Monday, October 7, 2013

A brief history, excluding most of the details

I was given the impression I was fat on and off as a kid and somewhere mid-tweens.  Sometimes I didn't think so, but sometimes I did.  For a little while, my mom bought me clothes at Sears in what they actually called their "chubby" sizes.  Imagine!  I've never forgiven Sears for that.  I had a dream as an adult that the Sears Tower was a giant chubby dress and it was coming to get me.  Run for your life!  Here comes the monstrous chubby dress!

As a young adult, I started gaining, then losing, then gaining more, then losing more, etc. --  then REALLY losing, then gaining beyond anything I could have imagined.  I was way too thin for awhile, because I wanted to be loved and I thought that would help, but it didn't.  I was self-loathing and a nervous wreck, so those things didn't help either.  When I realized that wasn't helping, and life became unbearable, I said screw it.  As I've said, I've had major depressive disorder for as long as I can remember (but I'm *much* better now).  And at one of my lowest points, after my marriage broke up, and I felt I had lost all my friends at the same time, and I didn't have a place to live, I just shut everything off -- including any self-recognition of physical cues, like hunger.  And I gained and gained.  I've had one or two periods of losing weight again, but it's been some time since the trend was downward.

As I've said, carrying so much weight around is extraordinarily painful.  My life is limited in so many ways.  This is not something that I've chosen, nor would anyone choose it.  I've found temporary remedies that have helped for awhile, but it's always been something of a struggle -- a sense that what I was doing to lose weight was not normal, and that I wasn't normal, and that everything was wrong.  I think ... it's early yet, but I think this group therapy thing is better.  I'll report more as I go along, but at the moment, I feel simply more in touch with those parts of my that shut down, in terms of hunger cues and that sort of thing.

A short list:
Lower back pain
Foot pain
Occasional but extraordinary shooting pains in the muscles along the outside of my thighs, to the point that I can't take a single step without stopping and regrouping (followed by a single step ...)
Emotional pain/self-loathing

It's hard to jump up and start exercising, even walking, when you don't know when you'll just freeze and not be able to move another step.  So it's not that easy.

I don't mean this as a list of complaints.  I'm just trying to make a factual documentation of what I -- and others who are in this same boat -- experience.  There's a great deal of ignorance about what larger people go through, and I want to try to shed some light on it.

More to come.



4 comments:

Not Necessarily Reality said...

I'm right there with you, Ade. I want to go for walks but I don't know when my back might cease up and I won't be able to walk. It happens in the middle of the night when I get up to pee. It's awful.

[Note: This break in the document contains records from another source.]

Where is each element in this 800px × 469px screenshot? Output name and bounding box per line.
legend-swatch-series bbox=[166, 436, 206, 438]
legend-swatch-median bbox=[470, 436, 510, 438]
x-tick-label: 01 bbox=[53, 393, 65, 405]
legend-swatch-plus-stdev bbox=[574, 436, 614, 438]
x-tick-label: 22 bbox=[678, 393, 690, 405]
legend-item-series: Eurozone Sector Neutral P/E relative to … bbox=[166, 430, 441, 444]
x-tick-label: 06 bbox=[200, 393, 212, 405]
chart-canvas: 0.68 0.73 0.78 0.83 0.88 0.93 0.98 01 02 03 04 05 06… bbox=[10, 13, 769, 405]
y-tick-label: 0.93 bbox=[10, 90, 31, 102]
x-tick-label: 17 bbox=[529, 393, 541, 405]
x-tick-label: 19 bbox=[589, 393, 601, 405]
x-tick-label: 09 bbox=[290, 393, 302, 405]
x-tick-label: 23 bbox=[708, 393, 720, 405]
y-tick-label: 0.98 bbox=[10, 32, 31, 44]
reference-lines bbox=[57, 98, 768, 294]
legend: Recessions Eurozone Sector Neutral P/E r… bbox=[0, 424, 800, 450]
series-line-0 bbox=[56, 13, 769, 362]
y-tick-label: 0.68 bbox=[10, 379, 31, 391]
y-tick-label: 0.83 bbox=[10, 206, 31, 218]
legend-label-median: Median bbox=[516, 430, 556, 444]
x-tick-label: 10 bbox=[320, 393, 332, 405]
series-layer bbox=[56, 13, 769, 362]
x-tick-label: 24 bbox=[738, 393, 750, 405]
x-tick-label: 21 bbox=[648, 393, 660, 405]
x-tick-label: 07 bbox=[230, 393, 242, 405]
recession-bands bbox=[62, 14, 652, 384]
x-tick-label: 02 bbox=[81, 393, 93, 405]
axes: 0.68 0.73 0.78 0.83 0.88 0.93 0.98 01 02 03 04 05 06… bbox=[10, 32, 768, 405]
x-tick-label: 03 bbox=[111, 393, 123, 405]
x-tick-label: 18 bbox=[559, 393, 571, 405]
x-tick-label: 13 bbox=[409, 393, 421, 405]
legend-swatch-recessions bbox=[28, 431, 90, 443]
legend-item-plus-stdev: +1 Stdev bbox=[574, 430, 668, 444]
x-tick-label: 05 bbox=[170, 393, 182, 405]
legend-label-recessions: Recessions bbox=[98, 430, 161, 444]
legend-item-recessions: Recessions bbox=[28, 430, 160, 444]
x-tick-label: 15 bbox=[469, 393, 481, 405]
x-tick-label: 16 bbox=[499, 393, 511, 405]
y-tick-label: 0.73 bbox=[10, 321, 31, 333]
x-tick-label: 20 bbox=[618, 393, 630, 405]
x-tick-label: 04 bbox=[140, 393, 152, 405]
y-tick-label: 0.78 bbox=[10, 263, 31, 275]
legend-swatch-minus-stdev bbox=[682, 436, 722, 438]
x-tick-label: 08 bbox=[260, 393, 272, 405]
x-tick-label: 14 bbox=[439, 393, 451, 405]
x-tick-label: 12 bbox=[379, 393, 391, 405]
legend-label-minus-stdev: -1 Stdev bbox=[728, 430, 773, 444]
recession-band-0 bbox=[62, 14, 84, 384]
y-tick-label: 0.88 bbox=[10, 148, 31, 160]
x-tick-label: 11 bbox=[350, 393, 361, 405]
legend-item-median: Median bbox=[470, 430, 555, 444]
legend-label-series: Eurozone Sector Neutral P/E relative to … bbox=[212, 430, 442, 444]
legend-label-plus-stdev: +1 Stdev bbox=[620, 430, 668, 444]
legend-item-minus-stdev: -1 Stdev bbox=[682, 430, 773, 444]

I'm going to try to start doing crunches.

Jawja said...

Many hugs and a salute to you my friend!

Wincey said...

Sometimes I take a cane, when I know I have a ways to walk and there isn't any way out of walking. I haven't needed it much, but I had a serious problem with walking after being in the car for several hours not long ago, and wish I'd thought to bring the cane. It also helps when you feel you have to convince someone that you actually need some accommodation. And sometimes I do. A lot of time I do.

Tavie said...

Plantar fasciitis is one of the fun little "side effects" I have.